Mad for American diner food?

A new city centre restaurant inspired by New York’s culinary scene opens on Friday

Americans like big portions, don’t they, or at least that’s what we all think when we head to New York salivating about the feast we’re going to spoil ourselves with in the diner that gave Meg Ryan an orgasm. 

 

Only, it wasn’t an orgasm, New York portions aren’t that much bigger than Copenhagen’s (Texas is where you go to always fill your doggy bag), and Katz’s Delicatessen, where they shot that scene in ‘When Harry Met Sally’, is an over-rated tourist trap.

 

Fortunately, there’s nothing fake about MAD, a new American-style diner opening in the city centre on Friday November 15. Standing for Modern American Diner as well as being the Danish word for food, MAD spans two floors and seats 160 indoors at its premises in the newly-renovated Industriens Hus on Vesterbrogade, right next door to the main entrance to Tivoli.

 

Open from 8am until midnight, it will offer breakfast, lunch and dinner, encompassing a large range of American diner fare that includes steaks, sandwiches, burgers, omelettes, bagels, cheesecakes, pecan pies and milkshakes. Many of the ingredients are directly sourced from America, as are two of the chefs – California’s Jim Wallace and Tara Svensson, who specialises in pastries – and that famous American hospitality. 

 

It’s taken six years of planning to make the dream of MAD come to fruition.

 

“We really look forward to bringing this classic icon to Copenhagen, which we see as lacking from the restaurant scene over here,” enthuses co-owner Malik Helal, the manager of the Australian eatery Reef N’ Beef  for the past 20 years.  

 

“MAD is our idea of a modern American diner experience where you can get all kinds of food and drinks from dawn till dusk.

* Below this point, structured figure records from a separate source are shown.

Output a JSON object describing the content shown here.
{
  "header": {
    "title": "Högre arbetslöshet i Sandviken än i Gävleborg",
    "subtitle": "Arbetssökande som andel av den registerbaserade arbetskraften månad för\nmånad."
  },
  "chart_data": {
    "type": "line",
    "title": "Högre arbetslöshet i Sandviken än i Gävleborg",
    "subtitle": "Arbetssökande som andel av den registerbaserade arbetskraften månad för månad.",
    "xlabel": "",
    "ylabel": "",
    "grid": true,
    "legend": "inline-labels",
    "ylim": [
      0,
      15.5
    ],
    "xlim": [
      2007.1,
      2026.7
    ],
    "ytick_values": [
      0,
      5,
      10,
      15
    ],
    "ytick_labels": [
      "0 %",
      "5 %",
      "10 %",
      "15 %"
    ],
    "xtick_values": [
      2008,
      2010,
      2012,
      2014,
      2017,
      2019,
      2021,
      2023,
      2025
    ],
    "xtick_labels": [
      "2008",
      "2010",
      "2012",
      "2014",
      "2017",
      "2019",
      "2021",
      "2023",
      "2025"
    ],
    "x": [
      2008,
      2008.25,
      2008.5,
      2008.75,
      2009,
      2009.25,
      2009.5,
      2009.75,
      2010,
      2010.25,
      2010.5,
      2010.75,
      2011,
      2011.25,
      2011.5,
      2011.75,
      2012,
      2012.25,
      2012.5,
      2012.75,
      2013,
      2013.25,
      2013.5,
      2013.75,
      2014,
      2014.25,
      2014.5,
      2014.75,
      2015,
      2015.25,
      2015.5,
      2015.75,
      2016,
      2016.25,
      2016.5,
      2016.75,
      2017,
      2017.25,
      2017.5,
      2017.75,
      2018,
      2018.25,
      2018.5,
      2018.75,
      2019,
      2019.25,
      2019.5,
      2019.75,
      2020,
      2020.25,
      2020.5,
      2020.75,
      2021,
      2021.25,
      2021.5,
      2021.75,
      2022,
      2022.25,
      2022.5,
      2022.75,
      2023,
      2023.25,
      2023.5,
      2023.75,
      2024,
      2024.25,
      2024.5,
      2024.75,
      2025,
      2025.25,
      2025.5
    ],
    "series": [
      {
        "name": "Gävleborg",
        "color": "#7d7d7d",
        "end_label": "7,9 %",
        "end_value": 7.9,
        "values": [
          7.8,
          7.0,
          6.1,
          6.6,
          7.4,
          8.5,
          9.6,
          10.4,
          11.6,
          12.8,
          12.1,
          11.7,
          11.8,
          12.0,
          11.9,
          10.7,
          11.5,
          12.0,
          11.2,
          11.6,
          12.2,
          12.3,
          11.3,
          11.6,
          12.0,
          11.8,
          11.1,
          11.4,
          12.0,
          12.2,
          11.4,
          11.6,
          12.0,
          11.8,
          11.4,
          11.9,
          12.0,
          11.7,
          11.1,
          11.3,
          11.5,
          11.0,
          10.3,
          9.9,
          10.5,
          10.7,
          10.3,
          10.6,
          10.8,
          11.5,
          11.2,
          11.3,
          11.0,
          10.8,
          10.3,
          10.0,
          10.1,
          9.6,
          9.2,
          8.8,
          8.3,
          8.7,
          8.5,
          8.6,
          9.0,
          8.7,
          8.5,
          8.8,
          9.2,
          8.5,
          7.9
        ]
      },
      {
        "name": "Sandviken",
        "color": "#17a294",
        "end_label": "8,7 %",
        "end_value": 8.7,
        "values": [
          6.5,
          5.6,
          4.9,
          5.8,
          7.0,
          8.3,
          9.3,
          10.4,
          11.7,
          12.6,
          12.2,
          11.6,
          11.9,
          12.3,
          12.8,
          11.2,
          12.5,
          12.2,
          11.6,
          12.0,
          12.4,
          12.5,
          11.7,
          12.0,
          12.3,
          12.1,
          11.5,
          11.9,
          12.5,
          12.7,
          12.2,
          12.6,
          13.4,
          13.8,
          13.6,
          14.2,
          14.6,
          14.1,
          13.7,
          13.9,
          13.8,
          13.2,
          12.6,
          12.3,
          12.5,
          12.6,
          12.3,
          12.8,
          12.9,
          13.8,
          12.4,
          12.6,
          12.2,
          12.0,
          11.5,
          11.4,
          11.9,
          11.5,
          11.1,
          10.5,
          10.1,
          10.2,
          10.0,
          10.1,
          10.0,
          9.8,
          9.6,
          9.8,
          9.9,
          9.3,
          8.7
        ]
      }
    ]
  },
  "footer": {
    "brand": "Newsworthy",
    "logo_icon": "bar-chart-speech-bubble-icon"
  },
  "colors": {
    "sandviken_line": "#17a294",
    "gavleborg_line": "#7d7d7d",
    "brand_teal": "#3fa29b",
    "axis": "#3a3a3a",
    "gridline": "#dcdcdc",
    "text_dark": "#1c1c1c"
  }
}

In a modern cosmopolitan setting where everyone can meet, hang out, chill out, have a great meal or get takeaway to bring home.”

 

Helal along with co-owner Anders Taunø, a marketing expert, visited 70 diners in New York as part of their research – invaluable experience, perhaps not for their waistlines, but for their bottom line as MAD seeks to fill a hole in the city’s culinary scene.